Microsoft is here with Windows Phone 8. Blackberry OS 10 is around the corner. A new Android version pops every now and then. Apple iOS6 is still spanking new. Now, what happens when you dump one old phone for one of the new ones? It is not easy when you have files, contacts, applications and photos to manage in the age of smartphones. It is not like in the 90s, when limited choice and memory made migration not much of an issue.
This week we guide on you on how to move from one operating system to another. We assume you are switching from one smartphone to another and between one of the more popular platforms such as Blackberry, Anroid, iOS or Windows. We are talking of Symbian, Bada or other platforms, which we hope to discuss some other time.

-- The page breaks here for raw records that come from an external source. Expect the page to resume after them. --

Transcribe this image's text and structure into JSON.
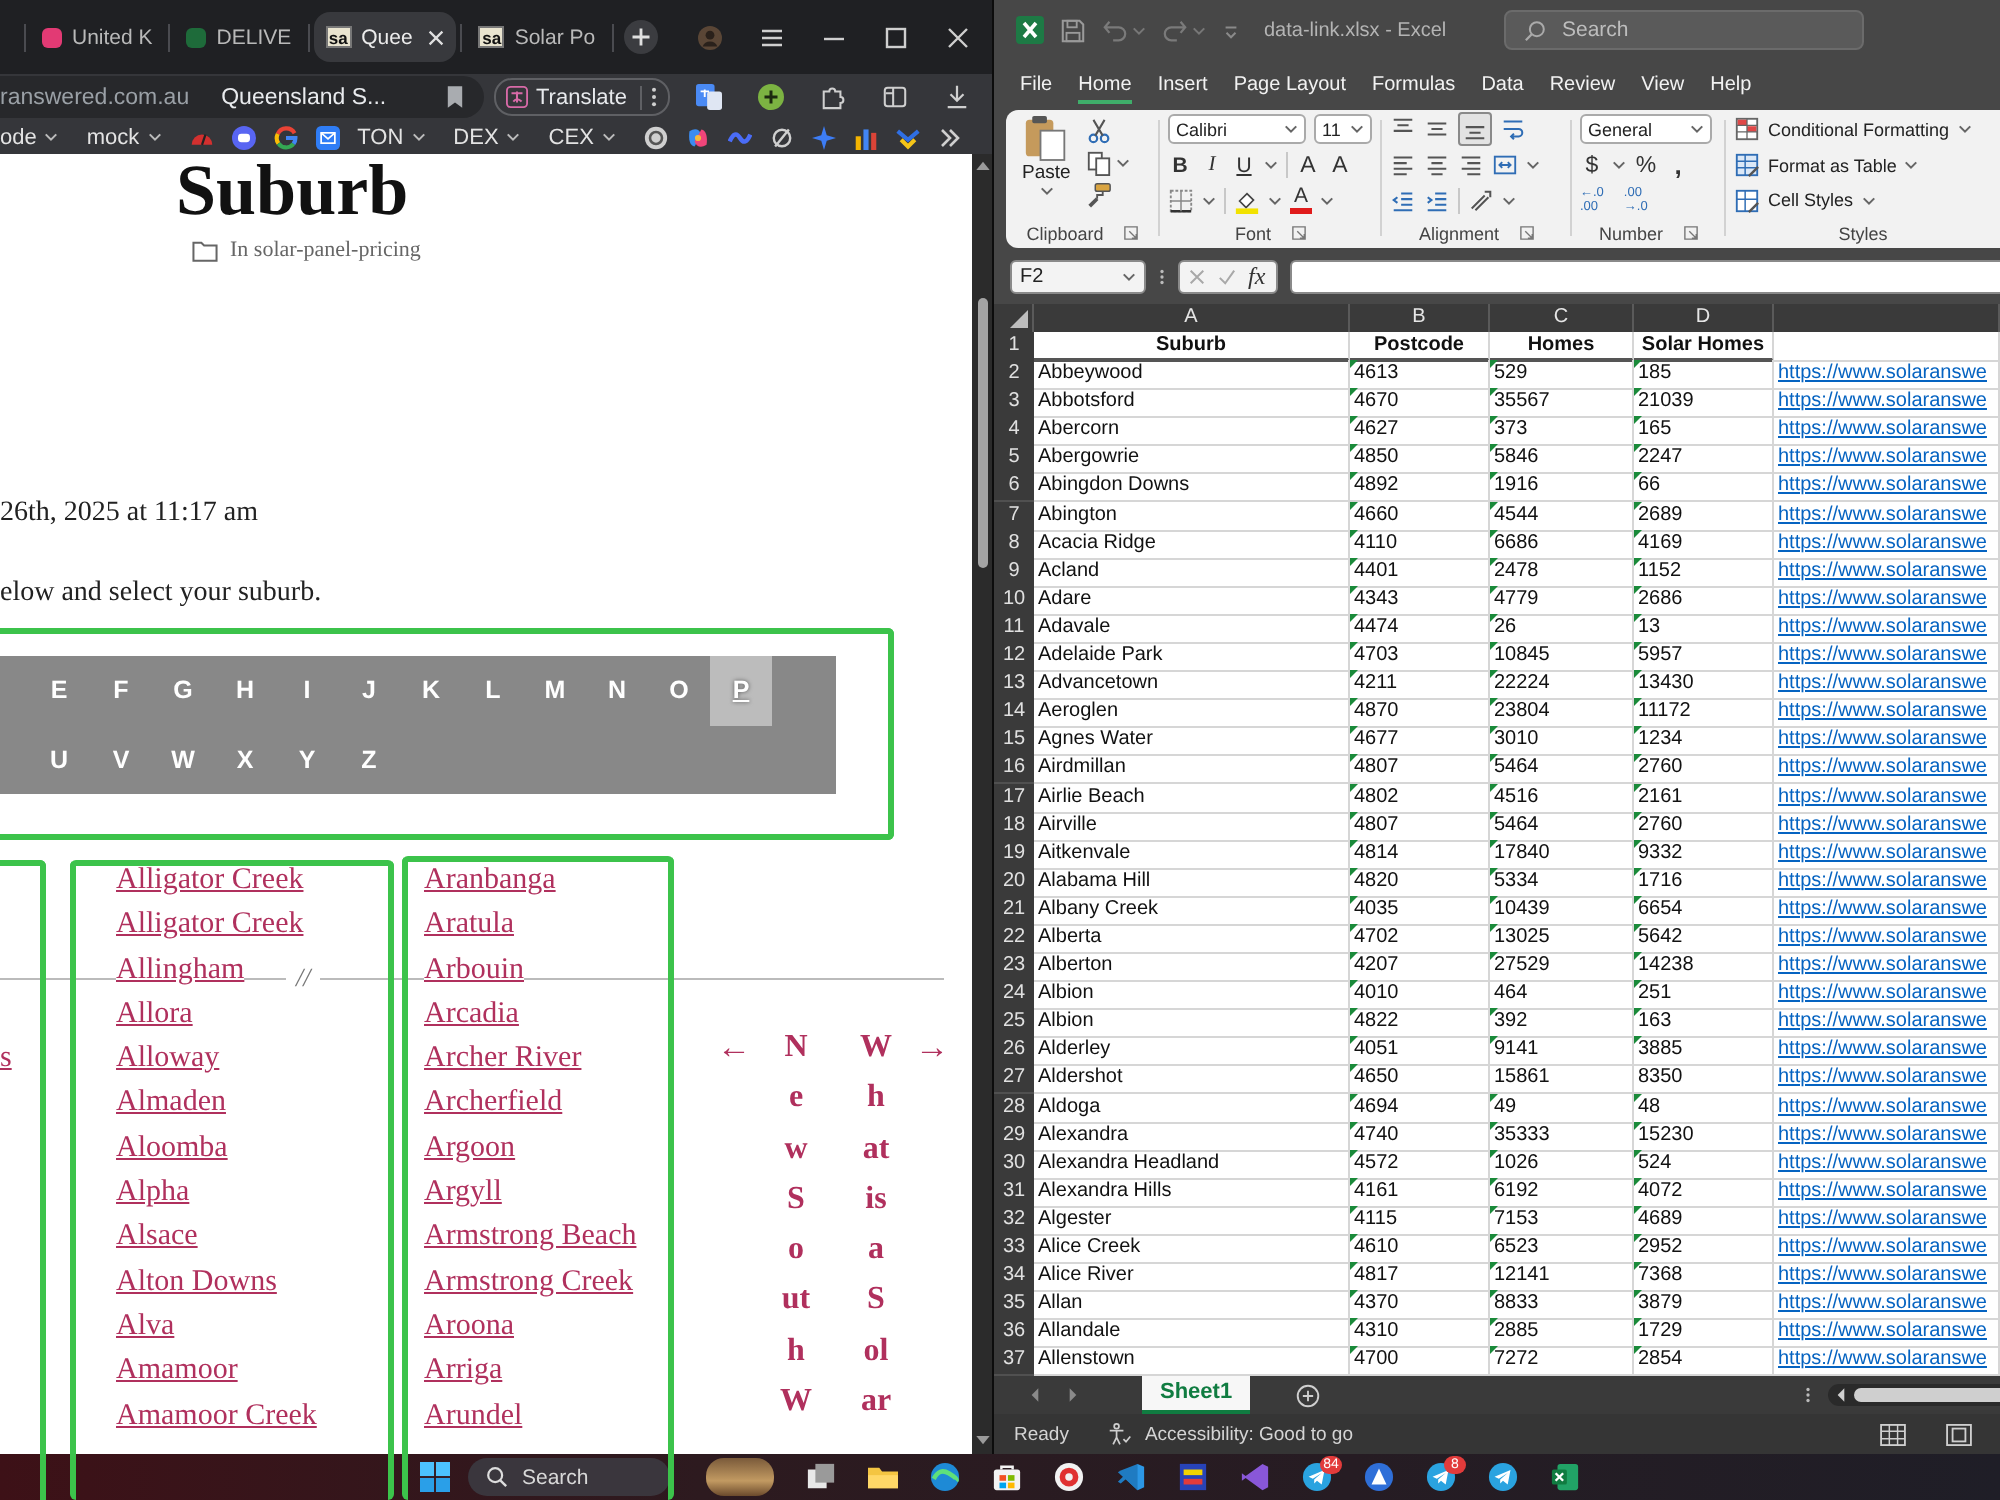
{
  "browser": {
    "tabs": [
      {
        "title": "United K",
        "selected": false,
        "favicon": {
          "kind": "tile",
          "color": "#e23a74"
        }
      },
      {
        "title": "DELIVE",
        "selected": false,
        "favicon": {
          "kind": "tile",
          "color": "#1e6b3a"
        }
      },
      {
        "title": "Quee",
        "selected": true,
        "favicon": {
          "kind": "logo",
          "text": "sa"
        }
      },
      {
        "title": "Solar Po",
        "selected": false,
        "favicon": {
          "kind": "logo",
          "text": "sa"
        }
      }
    ],
    "address": {
      "domain": "ranswered.com.au",
      "title": "Queensland S..."
    },
    "translate": "Translate",
    "bookmarks": [
      {
        "kind": "folder",
        "label": "ode"
      },
      {
        "kind": "folder",
        "label": "mock"
      },
      {
        "kind": "gauge"
      },
      {
        "kind": "chat"
      },
      {
        "kind": "ring"
      },
      {
        "kind": "mail"
      },
      {
        "kind": "folder",
        "label": "TON"
      },
      {
        "kind": "folder",
        "label": "DEX"
      },
      {
        "kind": "folder",
        "label": "CEX"
      },
      {
        "kind": "disc"
      },
      {
        "kind": "swirl"
      },
      {
        "kind": "wave"
      },
      {
        "kind": "slash"
      },
      {
        "kind": "sparkle"
      },
      {
        "kind": "bars"
      },
      {
        "kind": "chevron"
      },
      {
        "kind": "more"
      }
    ]
  },
  "page": {
    "heading": "Suburb",
    "category": "In solar-panel-pricing",
    "date": "26th, 2025 at 11:17 am",
    "instruction": "elow and select your suburb.",
    "alphabet": [
      [
        {
          "letter": "E",
          "selected": false
        },
        {
          "letter": "F",
          "selected": false
        },
        {
          "letter": "G",
          "selected": false
        },
        {
          "letter": "H",
          "selected": false
        },
        {
          "letter": "I",
          "selected": false
        },
        {
          "letter": "J",
          "selected": false
        },
        {
          "letter": "K",
          "selected": false
        },
        {
          "letter": "L",
          "selected": false
        },
        {
          "letter": "M",
          "selected": false
        },
        {
          "letter": "N",
          "selected": false
        },
        {
          "letter": "O",
          "selected": false
        },
        {
          "letter": "P",
          "selected": true
        }
      ],
      [
        {
          "letter": "U",
          "selected": false
        },
        {
          "letter": "V",
          "selected": false
        },
        {
          "letter": "W",
          "selected": false
        },
        {
          "letter": "X",
          "selected": false
        },
        {
          "letter": "Y",
          "selected": false
        },
        {
          "letter": "Z",
          "selected": false
        }
      ]
    ],
    "columns": [
      [
        "s"
      ],
      [
        "Alligator Creek",
        "Alligator Creek",
        "Allingham",
        "Allora",
        "Alloway",
        "Almaden",
        "Aloomba",
        "Alpha",
        "Alsace",
        "Alton Downs",
        "Alva",
        "Amamoor",
        "Amamoor Creek"
      ],
      [
        "Aranbanga",
        "Aratula",
        "Arbouin",
        "Arcadia",
        "Archer River",
        "Archerfield",
        "Argoon",
        "Argyll",
        "Armstrong Beach",
        "Armstrong Creek",
        "Aroona",
        "Arriga",
        "Arundel"
      ]
    ],
    "separator": "//",
    "prev": {
      "arrow": "←",
      "lines": [
        "N",
        "e",
        "w",
        "S",
        "o",
        "ut",
        "h",
        "W"
      ]
    },
    "next": {
      "lines": [
        "W",
        "h",
        "at",
        "is",
        "a",
        "S",
        "ol",
        "ar"
      ],
      "arrow": "→"
    }
  },
  "excel": {
    "title": "data-link.xlsx - Excel",
    "search": {
      "placeholder": "Search"
    },
    "menu": [
      {
        "label": "File",
        "selected": false
      },
      {
        "label": "Home",
        "selected": true
      },
      {
        "label": "Insert",
        "selected": false
      },
      {
        "label": "Page Layout",
        "selected": false
      },
      {
        "label": "Formulas",
        "selected": false
      },
      {
        "label": "Data",
        "selected": false
      },
      {
        "label": "Review",
        "selected": false
      },
      {
        "label": "View",
        "selected": false
      },
      {
        "label": "Help",
        "selected": false
      }
    ],
    "ribbon": {
      "paste": "Paste",
      "font_name": "Calibri",
      "font_size": "11",
      "style_buttons": [
        "B",
        "I",
        "U"
      ],
      "size_buttons": [
        "A",
        "A"
      ],
      "font_color": "A",
      "number_format": "General",
      "currency": "$",
      "percent": "%",
      "comma": ",",
      "decimals": [
        [
          "←.0",
          ".00"
        ],
        [
          ".00",
          "→.0"
        ]
      ],
      "styles": [
        "Conditional Formatting",
        "Format as Table",
        "Cell Styles"
      ],
      "groups": [
        "Clipboard",
        "Font",
        "Alignment",
        "Number",
        "Styles"
      ]
    },
    "name_box": "F2",
    "fx": "fx",
    "column_headers": [
      "A",
      "B",
      "C",
      "D"
    ],
    "header": {
      "n": "1",
      "cells": [
        "Suburb",
        "Postcode",
        "Homes",
        "Solar Homes"
      ]
    },
    "rows": [
      {
        "n": "2",
        "cells": [
          "Abbeywood",
          "4613",
          "529",
          "185"
        ],
        "marks": [
          true,
          true,
          true
        ],
        "link": "https://www.solaranswe"
      },
      {
        "n": "3",
        "cells": [
          "Abbotsford",
          "4670",
          "35567",
          "21039"
        ],
        "marks": [
          true,
          true,
          true
        ],
        "link": "https://www.solaranswe"
      },
      {
        "n": "4",
        "cells": [
          "Abercorn",
          "4627",
          "373",
          "165"
        ],
        "marks": [
          true,
          true,
          true
        ],
        "link": "https://www.solaranswe"
      },
      {
        "n": "5",
        "cells": [
          "Abergowrie",
          "4850",
          "5846",
          "2247"
        ],
        "marks": [
          true,
          true,
          true
        ],
        "link": "https://www.solaranswe"
      },
      {
        "n": "6",
        "cells": [
          "Abingdon Downs",
          "4892",
          "1916",
          "66"
        ],
        "marks": [
          true,
          true,
          true
        ],
        "link": "https://www.solaranswe"
      },
      {
        "n": "7",
        "cells": [
          "Abington",
          "4660",
          "4544",
          "2689"
        ],
        "marks": [
          true,
          true,
          true
        ],
        "link": "https://www.solaranswe"
      },
      {
        "n": "8",
        "cells": [
          "Acacia Ridge",
          "4110",
          "6686",
          "4169"
        ],
        "marks": [
          true,
          true,
          true
        ],
        "link": "https://www.solaranswe"
      },
      {
        "n": "9",
        "cells": [
          "Acland",
          "4401",
          "2478",
          "1152"
        ],
        "marks": [
          true,
          true,
          true
        ],
        "link": "https://www.solaranswe"
      },
      {
        "n": "10",
        "cells": [
          "Adare",
          "4343",
          "4779",
          "2686"
        ],
        "marks": [
          true,
          true,
          true
        ],
        "link": "https://www.solaranswe"
      },
      {
        "n": "11",
        "cells": [
          "Adavale",
          "4474",
          "26",
          "13"
        ],
        "marks": [
          true,
          true,
          true
        ],
        "link": "https://www.solaranswe"
      },
      {
        "n": "12",
        "cells": [
          "Adelaide Park",
          "4703",
          "10845",
          "5957"
        ],
        "marks": [
          true,
          true,
          true
        ],
        "link": "https://www.solaranswe"
      },
      {
        "n": "13",
        "cells": [
          "Advancetown",
          "4211",
          "22224",
          "13430"
        ],
        "marks": [
          true,
          true,
          true
        ],
        "link": "https://www.solaranswe"
      },
      {
        "n": "14",
        "cells": [
          "Aeroglen",
          "4870",
          "23804",
          "11172"
        ],
        "marks": [
          true,
          true,
          true
        ],
        "link": "https://www.solaranswe"
      },
      {
        "n": "15",
        "cells": [
          "Agnes Water",
          "4677",
          "3010",
          "1234"
        ],
        "marks": [
          true,
          true,
          true
        ],
        "link": "https://www.solaranswe"
      },
      {
        "n": "16",
        "cells": [
          "Airdmillan",
          "4807",
          "5464",
          "2760"
        ],
        "marks": [
          true,
          true,
          true
        ],
        "link": "https://www.solaranswe"
      },
      {
        "n": "17",
        "cells": [
          "Airlie Beach",
          "4802",
          "4516",
          "2161"
        ],
        "marks": [
          true,
          true,
          true
        ],
        "link": "https://www.solaranswe"
      },
      {
        "n": "18",
        "cells": [
          "Airville",
          "4807",
          "5464",
          "2760"
        ],
        "marks": [
          true,
          true,
          true
        ],
        "link": "https://www.solaranswe"
      },
      {
        "n": "19",
        "cells": [
          "Aitkenvale",
          "4814",
          "17840",
          "9332"
        ],
        "marks": [
          true,
          true,
          true
        ],
        "link": "https://www.solaranswe"
      },
      {
        "n": "20",
        "cells": [
          "Alabama Hill",
          "4820",
          "5334",
          "1716"
        ],
        "marks": [
          true,
          true,
          true
        ],
        "link": "https://www.solaranswe"
      },
      {
        "n": "21",
        "cells": [
          "Albany Creek",
          "4035",
          "10439",
          "6654"
        ],
        "marks": [
          true,
          true,
          true
        ],
        "link": "https://www.solaranswe"
      },
      {
        "n": "22",
        "cells": [
          "Alberta",
          "4702",
          "13025",
          "5642"
        ],
        "marks": [
          true,
          true,
          true
        ],
        "link": "https://www.solaranswe"
      },
      {
        "n": "23",
        "cells": [
          "Alberton",
          "4207",
          "27529",
          "14238"
        ],
        "marks": [
          true,
          true,
          true
        ],
        "link": "https://www.solaranswe"
      },
      {
        "n": "24",
        "cells": [
          "Albion",
          "4010",
          "464",
          "251"
        ],
        "marks": [
          true,
          false,
          true
        ],
        "link": "https://www.solaranswe"
      },
      {
        "n": "25",
        "cells": [
          "Albion",
          "4822",
          "392",
          "163"
        ],
        "marks": [
          true,
          true,
          true
        ],
        "link": "https://www.solaranswe"
      },
      {
        "n": "26",
        "cells": [
          "Alderley",
          "4051",
          "9141",
          "3885"
        ],
        "marks": [
          true,
          true,
          true
        ],
        "link": "https://www.solaranswe"
      },
      {
        "n": "27",
        "cells": [
          "Aldershot",
          "4650",
          "15861",
          "8350"
        ],
        "marks": [
          true,
          false,
          false
        ],
        "link": "https://www.solaranswe"
      },
      {
        "n": "28",
        "cells": [
          "Aldoga",
          "4694",
          "49",
          "48"
        ],
        "marks": [
          true,
          true,
          true
        ],
        "link": "https://www.solaranswe"
      },
      {
        "n": "29",
        "cells": [
          "Alexandra",
          "4740",
          "35333",
          "15230"
        ],
        "marks": [
          true,
          true,
          true
        ],
        "link": "https://www.solaranswe"
      },
      {
        "n": "30",
        "cells": [
          "Alexandra Headland",
          "4572",
          "1026",
          "524"
        ],
        "marks": [
          true,
          true,
          true
        ],
        "link": "https://www.solaranswe"
      },
      {
        "n": "31",
        "cells": [
          "Alexandra Hills",
          "4161",
          "6192",
          "4072"
        ],
        "marks": [
          true,
          true,
          true
        ],
        "link": "https://www.solaranswe"
      },
      {
        "n": "32",
        "cells": [
          "Algester",
          "4115",
          "7153",
          "4689"
        ],
        "marks": [
          true,
          true,
          true
        ],
        "link": "https://www.solaranswe"
      },
      {
        "n": "33",
        "cells": [
          "Alice Creek",
          "4610",
          "6523",
          "2952"
        ],
        "marks": [
          true,
          true,
          true
        ],
        "link": "https://www.solaranswe"
      },
      {
        "n": "34",
        "cells": [
          "Alice River",
          "4817",
          "12141",
          "7368"
        ],
        "marks": [
          true,
          true,
          true
        ],
        "link": "https://www.solaranswe"
      },
      {
        "n": "35",
        "cells": [
          "Allan",
          "4370",
          "8833",
          "3879"
        ],
        "marks": [
          true,
          true,
          true
        ],
        "link": "https://www.solaranswe"
      },
      {
        "n": "36",
        "cells": [
          "Allandale",
          "4310",
          "2885",
          "1729"
        ],
        "marks": [
          true,
          true,
          true
        ],
        "link": "https://www.solaranswe"
      },
      {
        "n": "37",
        "cells": [
          "Allenstown",
          "4700",
          "7272",
          "2854"
        ],
        "marks": [
          true,
          true,
          true
        ],
        "link": "https://www.solaranswe"
      }
    ],
    "sheets": [
      {
        "label": "Sheet1",
        "selected": true
      }
    ],
    "status": "Ready",
    "accessibility": "Accessibility: Good to go"
  },
  "taskbar": {
    "search": {
      "placeholder": "Search"
    },
    "apps": [
      {
        "kind": "photo"
      },
      {
        "kind": "taskview"
      },
      {
        "kind": "folder"
      },
      {
        "kind": "wave"
      },
      {
        "kind": "bag"
      },
      {
        "kind": "ring"
      },
      {
        "kind": "ribbon"
      },
      {
        "kind": "panel"
      },
      {
        "kind": "angle"
      },
      {
        "kind": "plane",
        "badge": "84"
      },
      {
        "kind": "triangle"
      },
      {
        "kind": "plane",
        "badge": "8"
      },
      {
        "kind": "plane"
      },
      {
        "kind": "sheet"
      }
    ]
  }
}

Apart from a sound Internet connection (preferably wi-fi), we need a couple of free software apps in your toolkit: Google Sync (which is now available for all platforms) and Dropbox, which offers free storage. You need a Gmail account to use Google Sync. You can download Dropbox for your mobile phones or PC and can sign up for a 2GB account free. You need to pay for more storage.
Steps to salvation
1. Connect your current phone to the Internet using wi-fi (preferable) or 3G
2. Download and install Google Sync (from the Google site) and Dropbox (from Dropbox.com) as applications
3. Once the apps are downloaded, set up your accounts and create logins for both apps.
4. Depending on the number of your contacts, the sync (synchronization) time can be anywhere between 10 minutes to a long wait. So find a slot when you will really not need your phone and can leave it plugged into the charger. For me, when I am about to sleep is the time I start my "set sync."
5. Set up Google Sync to sync all the contacts from your phone to the Gmail Server (network computer). This can also synchronise the calendar of your phone to the servers. When you wake up in the morning, both your calendar as well as your contacts will be up there in "the cloud" on the Internet. Think of it like a cloak room at a railway station you use to pick up your luggage when switching trains.
6. Give yourself a few hours before synchronizing your photos-which are heavier files. In your Dropbox app, go to the "Uploads" tab, where you need to press the Plus icon and select photos from your photo album by putting a check mark on each. Press upload. Now, depending on the size of the data that you have and the Internet speed available, this may take a full night, or maybe even a full day and night. But rest assured, all photos will be uploaded to your Dropbox account if you have space.
Get the new handset, and repeat the steps outlined above. Since your new phone is empty, it will sync contacts faster and in case the new phone is an Anroid, which is from the Google stable, it will automatically do this without your having do download a Google Sync app. In Google Sync, there is a Button Called Sync, it will not only upload contacts to Google but also download contacts that are on your google contacts. Also, when you are getting your images from Dropbox, you can (in my opinion) just leave them there in Dropbox and just access it from the Net when you need them. You can also open the Dropbox app, browse to the folder that has your pictures, and then press to download them. In Dropbox, there is a Button called Upload, but when you come to downloading you will need to select each image and press Save to Photos.
The sync process helps you manage your content across devices without using a computer or having to go across to your local gizmo store. You can also upload content from memory cards to the Dropbox site. If your phone does not accept the memory card, you can upload the content after loading the card on your PC. Remember, using the cloud helps you because you can easily share it on social media sites.